The New Leadership Mandate: Culture - Building


Consistently and relentlessly communicate your company’s overarching purpose and core values and why they’re important. It’s not enough to talk about these foundational elements of your culture when they’re first being set or on an annual basis. You must regularly weave culture-building messages into your presentations, memos, and conversations with employees and other stakeholders. You may tire of talking about the same topics over and over again or think you’re being repetitive, but studies have shown repetition and consistency are critical to comprehension and traction.

Strive to make your communications simple and accessible. Some leaders try to be charismatic or come across as impressive whenever they speak or share information, so they get caught up in conveying a message that sounds exciting or that is full or jargon or complex terms instead of one that has substance and can be easily understood by everyone. But that doesn’t mean you have to “dumb it down” or make your message boring. Just strive to be clear and authentic.

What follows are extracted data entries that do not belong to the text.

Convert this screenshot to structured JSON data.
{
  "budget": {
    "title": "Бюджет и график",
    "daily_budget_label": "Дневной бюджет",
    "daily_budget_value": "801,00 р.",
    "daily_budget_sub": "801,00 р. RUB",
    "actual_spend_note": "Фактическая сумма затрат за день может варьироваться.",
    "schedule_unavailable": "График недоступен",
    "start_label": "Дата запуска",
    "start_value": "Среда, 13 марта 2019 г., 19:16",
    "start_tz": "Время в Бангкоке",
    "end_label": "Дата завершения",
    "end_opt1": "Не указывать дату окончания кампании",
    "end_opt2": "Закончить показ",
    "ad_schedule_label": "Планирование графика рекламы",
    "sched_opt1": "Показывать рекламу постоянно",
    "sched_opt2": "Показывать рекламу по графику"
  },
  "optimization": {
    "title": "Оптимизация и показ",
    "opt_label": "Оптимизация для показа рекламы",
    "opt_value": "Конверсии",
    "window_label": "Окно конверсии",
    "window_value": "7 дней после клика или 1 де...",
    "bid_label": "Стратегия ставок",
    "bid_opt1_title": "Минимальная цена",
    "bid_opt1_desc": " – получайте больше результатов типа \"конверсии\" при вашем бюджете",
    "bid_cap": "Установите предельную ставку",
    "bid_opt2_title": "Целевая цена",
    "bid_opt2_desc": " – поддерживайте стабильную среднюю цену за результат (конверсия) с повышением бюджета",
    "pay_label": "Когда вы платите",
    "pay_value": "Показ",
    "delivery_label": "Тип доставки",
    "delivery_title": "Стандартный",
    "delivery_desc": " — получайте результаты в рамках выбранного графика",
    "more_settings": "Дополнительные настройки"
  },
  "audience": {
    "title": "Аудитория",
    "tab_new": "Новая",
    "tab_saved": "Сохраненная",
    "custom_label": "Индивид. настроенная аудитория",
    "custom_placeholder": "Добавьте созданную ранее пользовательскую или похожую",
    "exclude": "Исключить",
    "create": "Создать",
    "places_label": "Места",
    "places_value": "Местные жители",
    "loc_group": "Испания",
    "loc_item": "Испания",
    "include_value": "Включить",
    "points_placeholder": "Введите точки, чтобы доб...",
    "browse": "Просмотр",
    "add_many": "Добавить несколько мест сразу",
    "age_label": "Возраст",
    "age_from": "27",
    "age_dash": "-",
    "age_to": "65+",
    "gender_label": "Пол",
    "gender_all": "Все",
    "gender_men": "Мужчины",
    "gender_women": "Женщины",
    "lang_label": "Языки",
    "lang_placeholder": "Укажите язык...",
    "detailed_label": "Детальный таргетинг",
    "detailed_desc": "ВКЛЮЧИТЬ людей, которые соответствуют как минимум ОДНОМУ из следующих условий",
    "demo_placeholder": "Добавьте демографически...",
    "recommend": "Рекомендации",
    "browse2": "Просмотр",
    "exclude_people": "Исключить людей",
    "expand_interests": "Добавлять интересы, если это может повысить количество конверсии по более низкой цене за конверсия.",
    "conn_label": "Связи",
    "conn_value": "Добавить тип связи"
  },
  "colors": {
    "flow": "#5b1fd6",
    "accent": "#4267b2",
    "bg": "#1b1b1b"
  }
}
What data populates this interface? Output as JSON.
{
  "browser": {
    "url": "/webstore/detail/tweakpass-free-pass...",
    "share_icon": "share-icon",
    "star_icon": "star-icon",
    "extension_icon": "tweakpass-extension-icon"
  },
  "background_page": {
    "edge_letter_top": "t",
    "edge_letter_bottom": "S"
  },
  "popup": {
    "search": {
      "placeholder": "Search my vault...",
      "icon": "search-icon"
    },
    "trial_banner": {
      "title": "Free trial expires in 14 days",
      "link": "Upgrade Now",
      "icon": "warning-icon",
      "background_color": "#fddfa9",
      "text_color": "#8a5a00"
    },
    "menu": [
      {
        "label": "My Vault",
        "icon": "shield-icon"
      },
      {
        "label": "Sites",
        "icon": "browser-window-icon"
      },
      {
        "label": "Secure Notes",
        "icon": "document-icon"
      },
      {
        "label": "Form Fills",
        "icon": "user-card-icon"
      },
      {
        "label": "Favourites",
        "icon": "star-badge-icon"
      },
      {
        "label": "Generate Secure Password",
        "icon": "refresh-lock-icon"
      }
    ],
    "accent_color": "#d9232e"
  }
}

Illustrate your message with engaging stories. Giving examples and telling stories helps people relate to abstract ideas like culture and core values. For example, stories about great successes achieved in the face of great odds or of people who have pushed through challenges will cultivate values like perseverance and performance. Storytelling creates high levels of interest and feelings of authenticity—and a compelling narrative gets people to see themselves in the story so they become personally engaged.

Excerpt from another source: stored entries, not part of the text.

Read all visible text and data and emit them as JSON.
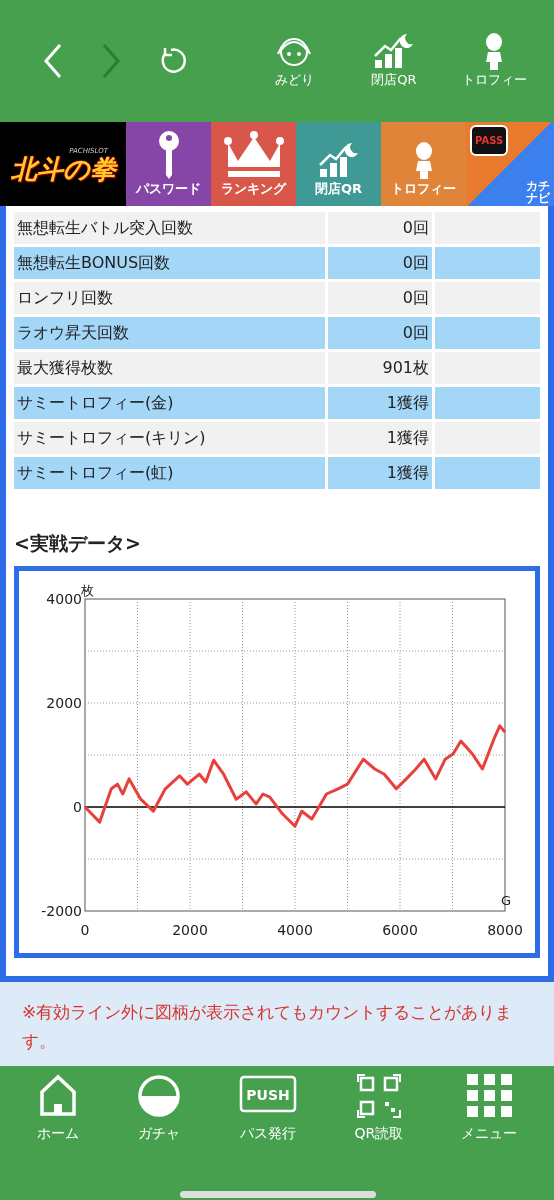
{
  "top_bar": {
    "nav_buttons": [
      {
        "kind": "back",
        "disabled": false
      },
      {
        "kind": "forward",
        "disabled": true
      },
      {
        "kind": "reload",
        "disabled": false
      }
    ],
    "shortcuts": [
      {
        "kind": "character",
        "label": "みどり"
      },
      {
        "kind": "chart",
        "label": "閉店QR"
      },
      {
        "kind": "alien",
        "label": "トロフィー"
      }
    ]
  },
  "banner": {
    "logo": {
      "title": "北斗の拳",
      "subtitle": "PACHISLOT"
    },
    "tiles": [
      {
        "kind": "key",
        "label": "パスワード",
        "color": "#8646a8"
      },
      {
        "kind": "crown",
        "label": "ランキング",
        "color": "#d9574a"
      },
      {
        "kind": "chart",
        "label": "閉店QR",
        "color": "#3f9994"
      },
      {
        "kind": "alien",
        "label": "トロフィー",
        "color": "#e0843a"
      }
    ],
    "app_tile": {
      "badge": "PASS",
      "name": "カチナビ"
    }
  },
  "stats": [
    {
      "label": "無想転生バトル突入回数",
      "value": "0回"
    },
    {
      "label": "無想転生BONUS回数",
      "value": "0回"
    },
    {
      "label": "ロンフリ回数",
      "value": "0回"
    },
    {
      "label": "ラオウ昇天回数",
      "value": "0回"
    },
    {
      "label": "最大獲得枚数",
      "value": "901枚"
    },
    {
      "label": "サミートロフィー(金)",
      "value": "1獲得"
    },
    {
      "label": "サミートロフィー(キリン)",
      "value": "1獲得"
    },
    {
      "label": "サミートロフィー(虹)",
      "value": "1獲得"
    }
  ],
  "section_title": "<実戦データ>",
  "chart": {
    "chart_data": {
      "type": "line",
      "grid": true,
      "xlabel": "G",
      "ylabel": "枚",
      "xlim": [
        0,
        8000
      ],
      "ylim": [
        -2000,
        4000
      ],
      "xticks": [
        0,
        2000,
        4000,
        6000,
        8000
      ],
      "yticks": [
        -2000,
        0,
        2000,
        4000
      ],
      "x": [
        0,
        280,
        500,
        620,
        720,
        840,
        1060,
        1300,
        1530,
        1800,
        1950,
        2180,
        2300,
        2450,
        2640,
        2880,
        3070,
        3260,
        3390,
        3520,
        3760,
        4000,
        4130,
        4320,
        4600,
        4820,
        5000,
        5300,
        5520,
        5700,
        5930,
        6120,
        6300,
        6460,
        6680,
        6860,
        7010,
        7160,
        7380,
        7570,
        7790,
        7900,
        8000
      ],
      "series": [
        {
          "color": "#e8413c",
          "values": [
            0,
            -290,
            350,
            440,
            250,
            540,
            150,
            -80,
            350,
            600,
            440,
            630,
            480,
            900,
            630,
            150,
            290,
            60,
            250,
            190,
            -130,
            -370,
            -80,
            -230,
            250,
            350,
            440,
            920,
            730,
            630,
            350,
            540,
            730,
            920,
            540,
            920,
            1020,
            1270,
            1020,
            730,
            1310,
            1560,
            1440
          ]
        }
      ]
    }
  },
  "note": "※有効ライン外に図柄が表示されてもカウントすることがあります。",
  "bottom_nav": [
    {
      "kind": "home",
      "label": "ホーム"
    },
    {
      "kind": "gacha",
      "label": "ガチャ"
    },
    {
      "kind": "push",
      "label": "パス発行",
      "icon_text": "PUSH"
    },
    {
      "kind": "qr",
      "label": "QR読取"
    },
    {
      "kind": "grid",
      "label": "メニュー"
    }
  ]
}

Make your communications relevant to the culture you desire. Carefully choose the topics you talk about because they can speak volumes about the kind of culture you’re trying to cultivate. If your desired culture is one that is familial and casual, you’ll want to talk about your employees in a personal way and reference the things going on in their lives outside of work. If you’re seeking to cultivate a culture of innovation and creativity at your organization, infuse your communications with references to cutting-edge ideas and iconic geniuses.

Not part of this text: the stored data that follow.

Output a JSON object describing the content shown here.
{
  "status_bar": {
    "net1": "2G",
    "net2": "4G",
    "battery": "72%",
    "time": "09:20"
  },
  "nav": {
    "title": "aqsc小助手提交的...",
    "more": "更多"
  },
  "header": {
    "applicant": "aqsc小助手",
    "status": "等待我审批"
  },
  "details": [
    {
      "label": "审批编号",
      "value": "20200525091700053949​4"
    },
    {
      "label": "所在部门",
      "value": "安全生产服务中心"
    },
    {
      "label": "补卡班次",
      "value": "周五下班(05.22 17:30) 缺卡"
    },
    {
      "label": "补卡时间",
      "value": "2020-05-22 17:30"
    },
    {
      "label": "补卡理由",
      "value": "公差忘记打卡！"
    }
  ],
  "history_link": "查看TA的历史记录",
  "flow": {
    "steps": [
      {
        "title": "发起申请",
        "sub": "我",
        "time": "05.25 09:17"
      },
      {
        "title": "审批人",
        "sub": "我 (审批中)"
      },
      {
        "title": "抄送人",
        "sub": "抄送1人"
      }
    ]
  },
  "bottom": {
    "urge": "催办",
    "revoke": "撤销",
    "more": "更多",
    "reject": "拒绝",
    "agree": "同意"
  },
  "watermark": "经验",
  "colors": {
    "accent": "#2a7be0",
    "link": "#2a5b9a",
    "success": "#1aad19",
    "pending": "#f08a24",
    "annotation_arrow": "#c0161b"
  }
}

Actions that Speak Louder than Words
What you say about your culture matters, but just as important, what you do provides models of action for your people and telegraphs your commitment to the purpose and values of your organization.

In her book Built On Values, Ann Rhoades, former head of people for Southwest Airlines, reports that 61% of managers said that actions by leaders were the most likely to influence the behavior of others in the organization. She encourages leaders “leverage [this] very persistent tendency of employees to follow the leader.” You must be a paragon of your desired culture because everyone is watching you.

While actions—big and small—speak louder than words, a lack of action can be just as powerful. You can’t expect your employees to act in ways that you don’t or won’t. If you want to inspire a more innovative culture but you yourself don’t take calculated risks or you criticize people when they try something new and fail, employees won’t make the changes you want them to.

The Power of People Decisions
The most important culture-building actions a leader makes are in hiring, firing, and promoting employees. People decisions are perhaps the most visible way you can shape your culture, but they must first be embraced a leadership responsibility. You must understand the strategic importance of every hiring decision and be committed to your role in ensuring that understanding is shared across all managers.

When your organization relies on core values to make choices about whom to hire, fire, and promote, you make sure the right people are on your bus—and you send a powerful message to your organization about the importance of its values. Jack Welch, former CEO of GE, advocates using “public hangings,” that is, calling out executives who do not align with a company’s values.

In a Fortune article, Welch and his wife and business partner, Suzy Welch, explain, “If your company’s culture is to mean anything, you have to hang—publicly—those in your midst who would destroy it.”

The Welches believe that the employees who most threaten their organizations—who most undermine the culture of the company—are those whose actions don’t align with company’s core values but who produce great results. Managers typically give employees in this category a pass because of their great performance but they should be let go. Keeping these employees, they argue, sends “a big fat message to every other employee: Our company’s values are a joke.”

The Welches’ language may be harsh, but it describes spot-on why a leader’s decisions about people are critical. The hiring and firing decisions you and your fellow leaders make may be the ultimate litmus tests for the strength of leadership commitment to cultivating your desired culture.

Culture is only going to increase in importance in business success. As savvy employers increasingly use data and analytics to pinpoint the skilled workers needed in their organization, the war for talent is only going to escalate. More companies will then have to offer more distinct and sustainable cultures to attract and retain in-demand talent. And the need to unify and align diverse and dispersed employees with a singular purpose and values is only going to grow as companies continue to globalize, workforces continue to diversify, and the pace of business continues to accelerate.

A Great Culture Requires Great Leadership
Building a healthy, valuable, sustainable culture starts with you. You must prioritize culture-building and take responsibility for achieving it. You can’t take it for granted, you can’t delegate it, and you can’t take a day off from it.